Le Rapport 2008 sur les pays les moins avancés met en garde contre l´accroissement de la dépendance à l´égard des produits de base. Il préconise d´élargir l´éventail pour y inclure des produits plus élaborés.

Genève, le 17 juillet 2008 - Les cinquante pays les plus pauvres ont vu la valeur de l´ensemble de leurs exportations augmenter de 80 % entre 2004 et 2006 et ont enregistré leur taux de croissance économique le plus élevé depuis trente ans, dépassant même l´objectif de 7 % que s´étaient fixé leurs gouvernements et leurs partenaires de développement. Mais leur dépendance accrue à l´égard des exportations de quelques produits peu élaborés - essentiellement pétrole, articles manufacturés à faible intensité technologique, minéraux, minerais, métaux et produits agricoles - les rend vulnérables en cas de retournement de la conjoncture, selon un nouveau rapport de la CNUCED.

Le Rapport 2008 sur les pays les moins avancés (1) met en garde contre un ralentissement de l´économie mondiale. S´il se poursuit, il peut affaiblir la demande de produits de base dont les PMA sont producteurs et déboucher sur une répétition des cycles d´expansion et de récession qui ont longtemps perturbé l´économie de ces pays.

Selon les économistes de la CNUCED, les PMA ont besoin de diversifier leur production et de la vendre sur les marchés mondiaux. Ils doivent développer l´activité manufacturière, mieux utiliser la science et la technologie, trouver des sources accrues d´investissement intérieur (au lieu de dépendre fortement de l´aide publique extérieure) et créer des emplois pour des populations de plus en plus urbanisées qui ne peuvent survivre grâce à l´agriculture.

La vulnérabilité des pays les plus pauvres transparaît dans les troubles sociaux liés à la crise alimentaire qui se sont déjà produits dans huit PMA. Le rapport souligne qu´un certain nombre de PMA dépendent des importations de denrées alimentaires.

La CNUCED constate que la forte croissance enregistrée pendant l´essor mondial des exportations qui a suivi de peu l´avènement du nouveau millénaire n´a pas entraîné de diversification économique ou de changement structurel dans les PMA. En fait, de 2004 à 2006, la part des matières premières dans les exportations de ces pays a augmenté, passant de 59 % à 77 %. La part des PMA dans les exportations mondiales d´articles manufacturés a stagné, atteignant le chiffre modeste de 0,2 %. L´évolution actuelle de la spécialisation des exportations peut accroître la vulnérabilité économique de ces pays et réduire leur résilience face aux chocs extérieurs.

Le rapport estime que la manière dont les PMA s´intègrent à l´économie mondiale est un élément important.

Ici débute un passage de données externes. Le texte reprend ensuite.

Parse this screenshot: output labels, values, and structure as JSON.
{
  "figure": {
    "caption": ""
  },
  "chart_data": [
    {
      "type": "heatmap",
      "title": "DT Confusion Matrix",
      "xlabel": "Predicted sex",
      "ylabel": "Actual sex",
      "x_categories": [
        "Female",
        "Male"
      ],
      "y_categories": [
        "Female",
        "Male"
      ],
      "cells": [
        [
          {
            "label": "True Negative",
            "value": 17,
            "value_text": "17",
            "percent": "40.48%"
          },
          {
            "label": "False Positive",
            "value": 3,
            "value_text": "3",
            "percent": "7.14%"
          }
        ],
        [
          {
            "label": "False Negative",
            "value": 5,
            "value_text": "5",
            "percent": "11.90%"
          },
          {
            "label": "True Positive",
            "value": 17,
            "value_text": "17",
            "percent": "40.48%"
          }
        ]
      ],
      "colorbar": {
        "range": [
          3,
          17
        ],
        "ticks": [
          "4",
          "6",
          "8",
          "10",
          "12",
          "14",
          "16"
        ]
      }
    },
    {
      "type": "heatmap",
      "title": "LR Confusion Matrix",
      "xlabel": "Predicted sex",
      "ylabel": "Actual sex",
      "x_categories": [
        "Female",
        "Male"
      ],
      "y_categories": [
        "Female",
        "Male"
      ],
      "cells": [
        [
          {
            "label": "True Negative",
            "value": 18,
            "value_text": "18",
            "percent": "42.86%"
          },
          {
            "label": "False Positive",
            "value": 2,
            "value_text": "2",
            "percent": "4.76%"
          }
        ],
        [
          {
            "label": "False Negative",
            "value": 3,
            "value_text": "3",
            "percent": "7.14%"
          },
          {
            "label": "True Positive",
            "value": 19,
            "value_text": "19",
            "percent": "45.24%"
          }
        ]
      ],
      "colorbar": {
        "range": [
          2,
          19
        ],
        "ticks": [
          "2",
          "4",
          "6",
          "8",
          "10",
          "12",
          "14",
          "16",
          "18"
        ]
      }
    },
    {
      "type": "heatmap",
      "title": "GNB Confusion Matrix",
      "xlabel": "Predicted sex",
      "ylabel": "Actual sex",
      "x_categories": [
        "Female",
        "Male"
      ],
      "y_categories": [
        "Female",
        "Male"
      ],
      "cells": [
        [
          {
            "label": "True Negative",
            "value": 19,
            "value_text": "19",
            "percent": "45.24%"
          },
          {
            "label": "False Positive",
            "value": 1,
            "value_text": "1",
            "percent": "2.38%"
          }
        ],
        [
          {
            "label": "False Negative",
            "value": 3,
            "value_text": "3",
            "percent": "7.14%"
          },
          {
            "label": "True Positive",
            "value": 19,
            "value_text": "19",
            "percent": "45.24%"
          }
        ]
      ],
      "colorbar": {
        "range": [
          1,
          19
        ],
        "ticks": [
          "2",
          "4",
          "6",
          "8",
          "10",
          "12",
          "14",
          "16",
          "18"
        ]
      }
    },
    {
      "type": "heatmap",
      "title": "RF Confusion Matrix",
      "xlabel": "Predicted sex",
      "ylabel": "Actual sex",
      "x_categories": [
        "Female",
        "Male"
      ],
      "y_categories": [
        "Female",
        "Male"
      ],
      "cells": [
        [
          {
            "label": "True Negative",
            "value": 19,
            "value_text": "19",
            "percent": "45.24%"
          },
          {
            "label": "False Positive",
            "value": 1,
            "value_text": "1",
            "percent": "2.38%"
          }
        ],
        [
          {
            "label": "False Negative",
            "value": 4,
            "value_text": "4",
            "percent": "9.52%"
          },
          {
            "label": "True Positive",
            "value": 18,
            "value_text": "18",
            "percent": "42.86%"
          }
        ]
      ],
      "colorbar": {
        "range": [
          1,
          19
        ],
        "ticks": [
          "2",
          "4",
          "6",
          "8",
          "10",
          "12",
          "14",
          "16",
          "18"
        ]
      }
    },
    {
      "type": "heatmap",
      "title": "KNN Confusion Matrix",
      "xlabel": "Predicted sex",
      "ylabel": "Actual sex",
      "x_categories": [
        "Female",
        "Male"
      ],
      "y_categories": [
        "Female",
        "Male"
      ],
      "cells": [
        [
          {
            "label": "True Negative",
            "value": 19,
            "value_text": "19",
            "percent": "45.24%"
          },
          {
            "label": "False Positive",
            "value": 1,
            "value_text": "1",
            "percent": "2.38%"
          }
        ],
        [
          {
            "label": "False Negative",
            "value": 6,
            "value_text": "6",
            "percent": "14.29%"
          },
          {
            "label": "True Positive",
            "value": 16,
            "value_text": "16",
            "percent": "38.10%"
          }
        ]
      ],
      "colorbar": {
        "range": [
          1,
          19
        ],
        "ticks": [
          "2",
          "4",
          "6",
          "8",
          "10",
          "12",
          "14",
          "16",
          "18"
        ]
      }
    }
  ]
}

Les résultats d´ensemble des PMA masquent non seulement de grandes disparités entre les pays, mais aussi des tendances importantes:

  • Pendant la période 2005 2006, le produit intérieur brut (PIB) réel a progressé de moins de 3 % dans 11 PMA, a atteint entre 3 % et 6 % par an dans 20 autres PMA et a dépassé 6 % dans les 19 PMA restants;
  • La croissance des exportations a été particulièrement forte dans les PMA exportateurs de pétrole et de minéraux; ces exportations représentent 75 % des exportations totales des PMA;
  • Les disparités régionales relatives aux exportations se sont creusées entre les PMA africains, les PMA asiatiques et les PMA insulaires; les caractéristiques des exportations et de la croissance sont désormais très différentes;
  • Les PMA affichent une dépendance croissante à l´égard des sources extérieures de financement, en particulier de l´aide publique au développement (APD), et mobilisent moins leurs ressources intérieures (voir le communiqué de presse UNCTAD/PRESS/PR/2008/014);
  • L´augmentation des entrées d´investissements étrangers directs (IED) s´accompagne désormais d´une accélération du rapatriement des bénéfices; les espoirs de voir les entrées de capitaux privés et les IED remplacer les sources publiques de financement restent largement déçus;
  • La forte croissance enregistrée ne provient pas d´un processus de diversification et de changement structurel dans la plupart des PMA; ces pays sont donc de plus en plus vulnérables à l´égard de futurs chocs commerciaux.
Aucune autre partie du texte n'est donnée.